The recommendations from the high-level group were agreed by Member States' experts meeting in the Civil Aviation Security Regulatory Committee and by Commission security experts in the Directorates-General responsible for Mobility and Transport; Justice; Home Affairs, Taxation and Customs Union, and the Joint Situation Centre, working closely with the Belgian Presidency. Industry representatives were also consulted.
1. New harmonised EU cargo and mail security controls
Legislation: Working closely with national and industry experts from the Air Cargo Working Group, the Commission will bring forward new legislative proposals in relation to cargo originating from outside the EU. These proposals are likely to include actions to be taken by EU air carriers wishing to bring cargo from countries outside the EU. Many of these carriers already have security provisions in place for such operations.
The proposals will also draw on experience gained in the customs sector, using a risk-based approach and requiring more advance information about shipments.
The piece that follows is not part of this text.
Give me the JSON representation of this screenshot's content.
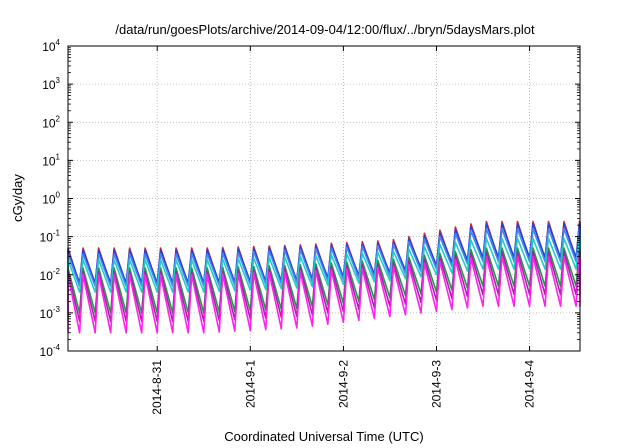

The first steps will be to define criteria for identifying cargo which represents a particular risk and to establish mechanisms to allow for the evaluation of security standards at non-EU airports.
Member States will be encouraged to accelerate the implementation of the EU's system of supply chain security (known as "consignor validation") and to introduce the new requirements as much as possible before the April 2013 deadline. Validation of relevant parties in countries outside the EU should be considered in order to underpin the necessary security controls that already exist there. This will mitigate the risk of consignments arriving from external countries and will have minimal impact on transfer cargo handling at EU airports.
Enhanced cargo and mail inspections: The Member States and the Commission should as a matter of urgency strengthen the compliance monitoring of the cargo and mail rules. The Commission has to date made 30 cargo inspections at Member State airports and the results of these inspections show that implementation of EU rules must be improved. The number of of EU inspections will be increased and Member States must take action to strengthen national monitoring programmes. The proper implementation of cargo rules is linked to effective staff training. Standardised training packages for staff involved in air security could ensure robust and harmonised standards. Workshops for some non-EU countries might be co-ordinated by bodies such as the European Civil Aviation Conference (ECAC), with EU support.
Projects for improving detection technologies and future research: There are many different types of cargo, so screening it effectively can be challenging. There will be further investment in research to improve the performance of current detection technologies and to come up with new possibilities. This will be carried out under the EU research framework programme and other initiatives.
2. EU coordination
Better intelligence and threat information sharing is vital to ensure a prompt, effective and harmonised response to arising threats. It is imperative that information about new threats is shared as quickly as possible, so that they can be tackled immediately. Appropriate mechanisms should be put in place wherever these do not yet exist. A common EU threat assessment capability will also be developed so that EU security rules can be adapted to actual and evolving risks.
3. Global approach
A global approach is needed to improve security. ICAO's latest revision to Annex 17 which enhances cargo security rules should be swiftly implemented by its contracting states and adequate guidance should be developed and provided to help implement its standards and recommended practices.
Additionally, ICAO audits and capacity building initiatives should be used as primary tools to strengthen aviation security, including cargo in non-EU countries. The EU should play an active role in these activities as such actions will not only improve the security in those countries but will also vastly benefit global trade. Although the terrorist plot on 30 October failed, it caused delays which cost companies around the world millions of euros. The only way to make aviation transport more secure is by acting on a global scale.